El baile como fuente de felicidad

Agruparse para bailar diversos ritmos. Soñar al ritmo de la música. La salud emocional se fortalece. La autoestima se refuerza. La memoria se estimula. Y el baile también como un juego, activando áreas sensoriales y motoras. Cada danza aporta sensaciones diferentes. No cabe duda que constituye una de las herramientas terapéuticas y energéticas más poderosas que existen para conectar con la alegría y plenitud desde el plano no verbal.
El Estudio de danzas The Wolves viene concentrando distintos ritmos desde septiembre de 2008 y esas expresiones en conjunto se han vivenciado en este último tiempo, como fue la cuarta obra denominada La calle, mostrada en sociedad días atrás en el auditorio de MEdANo. La misma tuvo como referencia el baile urbano, desde sus inicios hasta la evolución como tal, siendo observada por un nutrido público que disfrutó de cada una de las facetas manifestadas por el grupo de alumno/as que dirige la profesora Ludmila Martos, quien el año pasado se mostró con Korper, su anterior trabajo coreográfico.

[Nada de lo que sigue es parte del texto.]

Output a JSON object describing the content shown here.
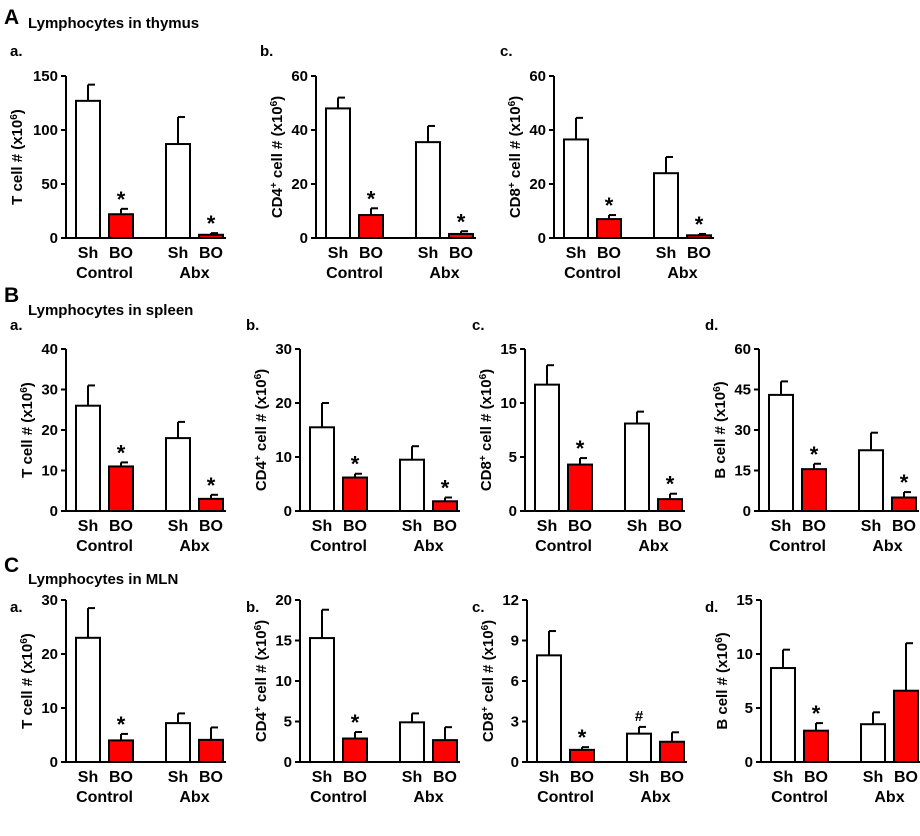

“Cuerpos urbanos poetizados al ritmo de los suburbios originados en la década del 70, hoy nos invaden, alteran, vibran, modifican, acompañan, separan y estatifican” rezaba la frase en la convocatoria. Un intenso despliegue de bailarines de distintas edades, quienes realizaron versátiles puestas en escena. La musicalización estuvo a cargo del profesor Emanuel Martínez, mientras el sonido y la iluminación perteneció Gabriel Arancibia.
“Cada alumno trabajó con amor, profesionalismo y dedicación. Los padres estuvieron comprometidos. Volvimos a hacer realidad otro sueño. Nada jamás es inalcanzable, todo está en cuanto uno lo desee disponiendo de su corazón. Felicito a aquellos que bailaron por primera vez, ha sido un gran paso, y también a quienes aún no se animaron y nos vieron como espectadores. Al sueño tarde o temprano se llega, no debemos tener apuro, primero caminar, después correr”, expuso Martos tras la realización de La calle.